During the warm weather of summer time, seeing or hearing a horse cough may seem unusual, but horses and people sometimes have respiratory problems that lead to coughing during any season of the year.
If your horse coughs at the beginning of exercise, he may have upper airway irritation, tracheal irritation, allergies or inflammatory airway disease.
If your horse coughs several times at the beginning of exercise, he may have upper airway irritation, tracheal irritation, allergies or a respiratory condition called inflammatory airway disease. Inflammatory airway disease is a chronic inflammatory condition of the lower airways of younger horses characterized by chronic cough, excess mucus in the trachea, and mild exercise intolerance.
Horses with upper airway irritation usually have normal attitudes, appetites, and temperatures and do not exhibit increased respiratory effort at rest. Inflammation and mild airway obstruction with mucus occurs in the bronchi and bronchioles resulting in bronchitis. It is often caused by substances that irritate the airways such as molds, dusts, or pollutants.

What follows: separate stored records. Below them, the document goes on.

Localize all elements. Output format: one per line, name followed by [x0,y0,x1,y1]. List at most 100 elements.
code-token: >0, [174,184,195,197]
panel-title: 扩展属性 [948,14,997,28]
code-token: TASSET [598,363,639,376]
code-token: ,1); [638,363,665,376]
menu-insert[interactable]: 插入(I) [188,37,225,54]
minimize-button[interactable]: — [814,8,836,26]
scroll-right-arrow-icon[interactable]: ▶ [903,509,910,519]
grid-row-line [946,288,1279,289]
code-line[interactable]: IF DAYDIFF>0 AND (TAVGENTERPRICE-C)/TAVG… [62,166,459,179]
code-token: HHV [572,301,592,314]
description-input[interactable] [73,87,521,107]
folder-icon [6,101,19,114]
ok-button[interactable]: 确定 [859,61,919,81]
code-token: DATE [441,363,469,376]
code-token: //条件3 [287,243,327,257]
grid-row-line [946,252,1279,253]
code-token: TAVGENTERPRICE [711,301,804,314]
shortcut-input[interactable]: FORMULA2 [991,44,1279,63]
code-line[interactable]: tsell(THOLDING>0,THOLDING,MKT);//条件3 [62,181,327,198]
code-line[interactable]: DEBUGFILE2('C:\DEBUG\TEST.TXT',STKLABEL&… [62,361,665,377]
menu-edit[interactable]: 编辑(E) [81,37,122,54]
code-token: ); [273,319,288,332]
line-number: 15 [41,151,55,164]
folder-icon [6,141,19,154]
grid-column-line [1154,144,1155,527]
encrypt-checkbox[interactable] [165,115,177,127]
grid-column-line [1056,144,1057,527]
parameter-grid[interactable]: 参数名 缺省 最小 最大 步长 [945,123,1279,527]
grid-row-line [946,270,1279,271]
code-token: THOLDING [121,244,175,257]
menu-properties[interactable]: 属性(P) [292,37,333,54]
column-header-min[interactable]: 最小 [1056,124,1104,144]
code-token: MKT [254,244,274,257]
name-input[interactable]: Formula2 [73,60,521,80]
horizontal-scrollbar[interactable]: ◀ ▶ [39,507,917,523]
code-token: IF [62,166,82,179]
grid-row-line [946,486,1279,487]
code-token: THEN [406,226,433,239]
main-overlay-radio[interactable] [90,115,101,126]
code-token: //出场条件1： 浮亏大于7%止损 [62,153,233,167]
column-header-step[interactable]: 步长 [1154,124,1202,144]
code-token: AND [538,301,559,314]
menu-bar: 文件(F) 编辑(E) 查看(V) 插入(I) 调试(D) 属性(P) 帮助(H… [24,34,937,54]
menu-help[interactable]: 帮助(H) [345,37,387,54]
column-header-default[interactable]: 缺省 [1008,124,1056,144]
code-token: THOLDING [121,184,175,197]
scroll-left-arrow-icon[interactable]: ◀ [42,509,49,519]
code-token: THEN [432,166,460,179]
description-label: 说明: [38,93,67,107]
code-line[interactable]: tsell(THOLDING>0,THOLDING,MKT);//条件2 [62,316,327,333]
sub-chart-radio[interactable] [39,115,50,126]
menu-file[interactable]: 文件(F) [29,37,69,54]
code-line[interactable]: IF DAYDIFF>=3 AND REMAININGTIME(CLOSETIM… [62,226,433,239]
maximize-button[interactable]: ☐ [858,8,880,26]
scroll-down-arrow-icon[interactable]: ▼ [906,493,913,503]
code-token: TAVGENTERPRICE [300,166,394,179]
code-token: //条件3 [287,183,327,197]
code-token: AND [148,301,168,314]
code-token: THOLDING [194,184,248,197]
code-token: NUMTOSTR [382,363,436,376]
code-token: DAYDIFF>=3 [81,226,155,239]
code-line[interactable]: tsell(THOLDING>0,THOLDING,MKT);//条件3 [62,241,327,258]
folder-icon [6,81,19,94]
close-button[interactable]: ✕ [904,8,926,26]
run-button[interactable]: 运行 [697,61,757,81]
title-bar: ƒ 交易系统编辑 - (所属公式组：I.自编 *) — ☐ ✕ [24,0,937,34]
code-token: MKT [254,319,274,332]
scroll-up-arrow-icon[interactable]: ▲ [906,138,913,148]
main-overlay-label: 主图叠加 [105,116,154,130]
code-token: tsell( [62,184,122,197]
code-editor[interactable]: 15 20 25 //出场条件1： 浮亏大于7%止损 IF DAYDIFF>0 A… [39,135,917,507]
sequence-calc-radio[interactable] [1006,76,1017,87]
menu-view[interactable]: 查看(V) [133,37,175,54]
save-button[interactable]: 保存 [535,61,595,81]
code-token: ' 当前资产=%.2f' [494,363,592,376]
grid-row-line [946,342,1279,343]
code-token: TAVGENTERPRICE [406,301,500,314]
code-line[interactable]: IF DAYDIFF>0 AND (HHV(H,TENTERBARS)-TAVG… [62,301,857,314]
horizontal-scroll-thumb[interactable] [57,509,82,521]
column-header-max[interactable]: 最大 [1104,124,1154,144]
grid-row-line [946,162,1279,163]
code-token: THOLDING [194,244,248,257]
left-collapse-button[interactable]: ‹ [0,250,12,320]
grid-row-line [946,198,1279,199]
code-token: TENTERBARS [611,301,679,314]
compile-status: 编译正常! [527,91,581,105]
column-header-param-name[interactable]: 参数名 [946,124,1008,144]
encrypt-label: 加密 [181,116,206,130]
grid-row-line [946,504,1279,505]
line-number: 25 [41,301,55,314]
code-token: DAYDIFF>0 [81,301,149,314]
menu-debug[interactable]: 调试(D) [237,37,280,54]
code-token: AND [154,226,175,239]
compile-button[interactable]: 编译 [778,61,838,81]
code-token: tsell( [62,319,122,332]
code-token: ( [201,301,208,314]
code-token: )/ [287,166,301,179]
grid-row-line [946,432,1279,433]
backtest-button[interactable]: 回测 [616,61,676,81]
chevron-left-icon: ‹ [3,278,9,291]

A general physical examination with attention to the respiratory system may or may not show that there is some clear or white discharge present in the nostrils.Listening to the lungs and trachea may reveal harsh sounds, crackles, wheezes, or fluidy sounds in the trachea suggestive of the presence of mucus or lung sounds may be normal.
If your horse has a persistant cough at the beginning of exercise, an examination by a veterinarian may be in order. In many cases, improving ventilation and decreasing dust in the horse's environment will ease the airway irritation and the cough may go away.
In addition, more turnout time, sealing hay storage or not storing hay above the horsesâ stalls, wetting or soaking hay fed to the horses, and switching or supplementing the diet with forages will lessen irritation and prevent coughing at the beginning of exercise because the upper airway will not be irritated by dust, molds or pollutants.